Lifetimes and quantum efficiencies of quantum dots deterministically positioned in photonic-crystal waveguides

TL;DR

This paper demonstrates the deterministic positioning of quantum dots within photonic-crystal waveguides to control their emission properties, enabling advancements in quantum photonic circuits.

Contribution

It introduces a spectroscopy-based method for precise placement of quantum dots in nanophotonic structures, enhancing emission control capabilities.

Findings

Quantum dot emission can be suppressed or enhanced depending on positioning.

Positioning quantum dots enables control over emission direction and decay rates.
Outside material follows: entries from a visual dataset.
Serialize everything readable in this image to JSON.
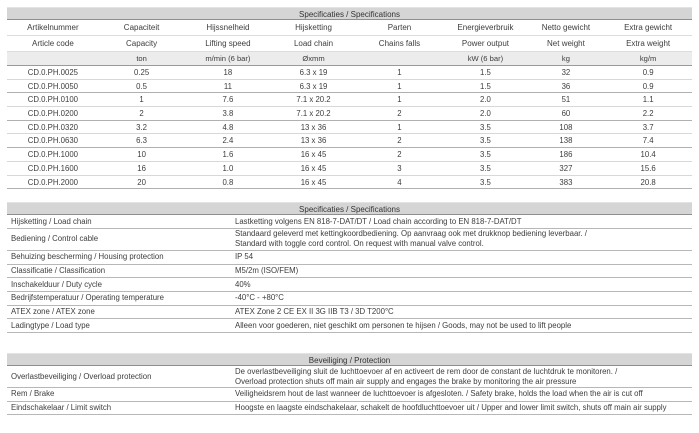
{
  "colors": {
    "title_bar_bg": "#d5d5d5",
    "units_row_bg": "#ececec",
    "dark_line": "#8f8f8f",
    "mid_line": "#b0b0b0",
    "light_line": "#d8d8d8",
    "text": "#3d3d3d"
  },
  "spec_table": {
    "title": "Specificaties / Specifications",
    "columns": [
      {
        "nl": "Artikelnummer",
        "en": "Article code",
        "unit": ""
      },
      {
        "nl": "Capaciteit",
        "en": "Capacity",
        "unit": "ton"
      },
      {
        "nl": "Hijssnelheid",
        "en": "Lifting speed",
        "unit": "m/min (6 bar)"
      },
      {
        "nl": "Hijsketting",
        "en": "Load chain",
        "unit": "Øxmm"
      },
      {
        "nl": "Parten",
        "en": "Chains falls",
        "unit": ""
      },
      {
        "nl": "Energieverbruik",
        "en": "Power output",
        "unit": "kW (6 bar)"
      },
      {
        "nl": "Netto gewicht",
        "en": "Net weight",
        "unit": "kg"
      },
      {
        "nl": "Extra gewicht",
        "en": "Extra weight",
        "unit": "kg/m"
      }
    ],
    "rows": [
      [
        "CD.0.PH.0025",
        "0.25",
        "18",
        "6.3 x 19",
        "1",
        "1.5",
        "32",
        "0.9"
      ],
      [
        "CD.0.PH.0050",
        "0.5",
        "11",
        "6.3 x 19",
        "1",
        "1.5",
        "36",
        "0.9"
      ],
      [
        "CD.0.PH.0100",
        "1",
        "7.6",
        "7.1 x 20.2",
        "1",
        "2.0",
        "51",
        "1.1"
      ],
      [
        "CD.0.PH.0200",
        "2",
        "3.8",
        "7.1 x 20.2",
        "2",
        "2.0",
        "60",
        "2.2"
      ],
      [
        "CD.0.PH.0320",
        "3.2",
        "4.8",
        "13 x 36",
        "1",
        "3.5",
        "108",
        "3.7"
      ],
      [
        "CD.0.PH.0630",
        "6.3",
        "2.4",
        "13 x 36",
        "2",
        "3.5",
        "138",
        "7.4"
      ],
      [
        "CD.0.PH.1000",
        "10",
        "1.6",
        "16 x 45",
        "2",
        "3.5",
        "186",
        "10.4"
      ],
      [
        "CD.0.PH.1600",
        "16",
        "1.0",
        "16 x 45",
        "3",
        "3.5",
        "327",
        "15.6"
      ],
      [
        "CD.0.PH.2000",
        "20",
        "0.8",
        "16 x 45",
        "4",
        "3.5",
        "383",
        "20.8"
      ]
    ],
    "group_breaks_after": [
      1,
      3,
      5,
      8
    ]
  },
  "details_table": {
    "title": "Specificaties / Specifications",
    "rows": [
      {
        "label": "Hijsketting / Load chain",
        "lines": [
          "Lastketting volgens EN 818-7-DAT/DT / Load chain according to EN 818-7-DAT/DT"
        ]
      },
      {
        "label": "Bediening / Control cable",
        "lines": [
          "Standaard geleverd met kettingkoordbediening. Op aanvraag ook met drukknop bediening leverbaar. /",
          "Standard with toggle cord control. On request with manual valve control."
        ]
      },
      {
        "label": "Behuizing bescherming / Housing protection",
        "lines": [
          "IP 54"
        ]
      },
      {
        "label": "Classificatie / Classification",
        "lines": [
          "M5/2m (ISO/FEM)"
        ]
      },
      {
        "label": "Inschakelduur / Duty cycle",
        "lines": [
          "40%"
        ]
      },
      {
        "label": "Bedrijfstemperatuur / Operating temperature",
        "lines": [
          "-40°C  -  +80°C"
        ]
      },
      {
        "label": "ATEX zone / ATEX zone",
        "lines": [
          "ATEX Zone 2 CE EX II 3G IIB T3 / 3D T200°C"
        ]
      },
      {
        "label": "Ladingtype / Load type",
        "lines": [
          "Alleen voor goederen, niet geschikt om personen te hijsen / Goods, may not be used to lift people"
        ]
      }
    ]
  },
  "protection_table": {
    "title": "Beveiliging / Protection",
    "rows": [
      {
        "label": "Overlastbeveiliging / Overload protection",
        "lines": [
          "De overlastbeveiliging  sluit de luchttoevoer af en activeert de rem door de constant de luchtdruk te monitoren. /",
          "Overload protection shuts off main air supply and engages the brake by monitoring the air pressure"
        ]
      },
      {
        "label": "Rem / Brake",
        "lines": [
          "Veiligheidsrem hout de last wanneer de luchttoevoer is afgesloten. / Safety brake, holds the load when the air is cut off"
        ]
      },
      {
        "label": "Eindschakelaar / Limit switch",
        "lines": [
          "Hoogste en laagste eindschakelaar, schakelt de hoofdluchttoevoer uit / Upper and lower limit switch, shuts off main air supply"
        ]
      }
    ]
  }
}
Photonic-crystal waveguides can be used to manipulate single-photon emission.

Abstract

Interfacing single emitters and photonic nanostructures enables modifying their emission properties, such as enhancing individual decay rates or controlling the emission direction. To achieve full control, the single emitter must be positioned in the nanostructures deterministically. Here, we use spectroscopy to gain spectral and spatial information about individual quantum dots in order to position each emitter in a pre-determined location in a unit cell of a photonic-crystal waveguide. Depending on the spatial and spectral positioning within the structured nanophotonic mode, we observe that the quantum dot emission can either be suppressed or enhanced. These results demonstrate the capacity of photonic-crystal waveguides to control the emission of single photons and that the ability to position quantum dots will be crucial to the creation of complex multi-emitter quantum photonic circuits.